Après la huitième et dernière Croisade, l’époque médiévale du XIII ème siècle consacre l’apogée de l’Eglise. Parallèlement, cette dernière impose un raidissement dans les rapports entre Chrétiens et Juifs. Les facteurs de l’aggravation sont multiples : transformations sociales importantes dues au développement de l’économie et du commerce international à une échelle inconnue jusqu’alors, européanisation des échanges, renaissance des villes dont l’accroissement a pour résultat le renforcement des oppositions sociales. Les spécialistes du négoce constatent une accélération dans les échanges de monnaie et de crédit.

C’est pendant cette période qu’un théologien et philosophe dominicain, considéré comme l’un des principaux maîtres de la scolastique et de la religion catholique, Thomas d’Aquin, va introduire la pensée d’Aristote au sein de l’Eglise. Selon lui, l’étude philosophique, aussi poussée soit-elle, ne contredit pas l’enseignement de la religion, les deux ayant un même objet : la recherche de la vérité.

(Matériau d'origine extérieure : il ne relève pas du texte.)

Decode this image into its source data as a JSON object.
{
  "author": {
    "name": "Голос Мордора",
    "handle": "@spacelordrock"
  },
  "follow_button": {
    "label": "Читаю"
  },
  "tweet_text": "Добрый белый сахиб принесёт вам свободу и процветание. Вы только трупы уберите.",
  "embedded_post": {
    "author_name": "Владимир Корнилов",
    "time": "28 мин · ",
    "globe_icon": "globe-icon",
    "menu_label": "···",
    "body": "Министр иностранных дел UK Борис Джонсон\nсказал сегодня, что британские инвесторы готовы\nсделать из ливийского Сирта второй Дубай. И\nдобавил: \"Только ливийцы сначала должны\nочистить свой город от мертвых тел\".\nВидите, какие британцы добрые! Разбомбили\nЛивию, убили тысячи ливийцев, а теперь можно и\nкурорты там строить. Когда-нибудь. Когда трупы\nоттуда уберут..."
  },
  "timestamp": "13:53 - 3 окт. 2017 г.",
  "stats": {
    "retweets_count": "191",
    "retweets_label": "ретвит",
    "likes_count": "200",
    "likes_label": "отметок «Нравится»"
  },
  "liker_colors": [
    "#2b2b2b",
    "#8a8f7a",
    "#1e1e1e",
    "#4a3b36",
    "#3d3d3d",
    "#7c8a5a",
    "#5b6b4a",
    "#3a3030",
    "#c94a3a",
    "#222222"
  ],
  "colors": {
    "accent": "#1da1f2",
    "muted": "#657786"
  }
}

Parmi les écrits religieux de Thomas d’Aquin, notamment dans La Somme Théologique, il consacre plusieurs articles aux problèmes des infidèles dont les Juifs, vivant en royaume chrétien.

Selon Thomas d’Aquin, les Juifs ne sont pas des citoyens car seuls les Chrétiens peuvent l’être. Mais il distingue les Juifs des païens. D’après lui, les Juifs ont reçu la foi quoiqu’ils l’interprètent mal. Il n’est donc pas nécessaire de les contraindre à croire. Par conséquent, ils ne sont pas hérétiques puisqu’ils ne s’opposent pas à la foi. Cependant, cela n’amoindrit pas leur condition d’infidélité par rapport à la nouvelle religion. On ne peut forcer les Juifs à adhérer au christianisme car l’acte de foi doit être libre. De même qu’on ne peut baptiser les enfants contre la volonté de leurs parents car selon le droit naturel les jeunes sont sous la tutelle de leurs géniteurs. Les rites des Juifs sont tolérés parce que la pratique de leur culte témoigne de la vérité du christianisme.

Thomas d’Aquin ne soumet pas les Juifs à des contraintes physiques ou à la peine de mort sauf s’ils entravent la foi chrétienne par des blasphèmes ou des persécutions. Par contre, fidèle aux positions des IIIème et IVème Conciles de Latran (assemblées d’évêques pour les questions de doctrine, tenues à Rome en1179 et 1215), il préconise pour les Juifs le port d’un insigne distinctif ou un costume spécial (différent dans chaque pays) afin d’être facilement identifiés et évités par les Chrétiens pour empêcher les unions mixtes. Le IIIème Concile défend aux Juifs de détenir chez eux des esclaves chrétiens sous quelque prétexte que ce soit. On permet néanmoins aux Juifs de témoigner contre les Chrétiens, et les Chrétiens contre les Juifs. Concernant  les Juifs convertis, la validité de leurs témoignages au cours d’un procès reste entière. Ils sont également confirmés dans leurs biens avec défense d’y toucher, sous peine d’excommunication, au même titre que les autres Chrétiens.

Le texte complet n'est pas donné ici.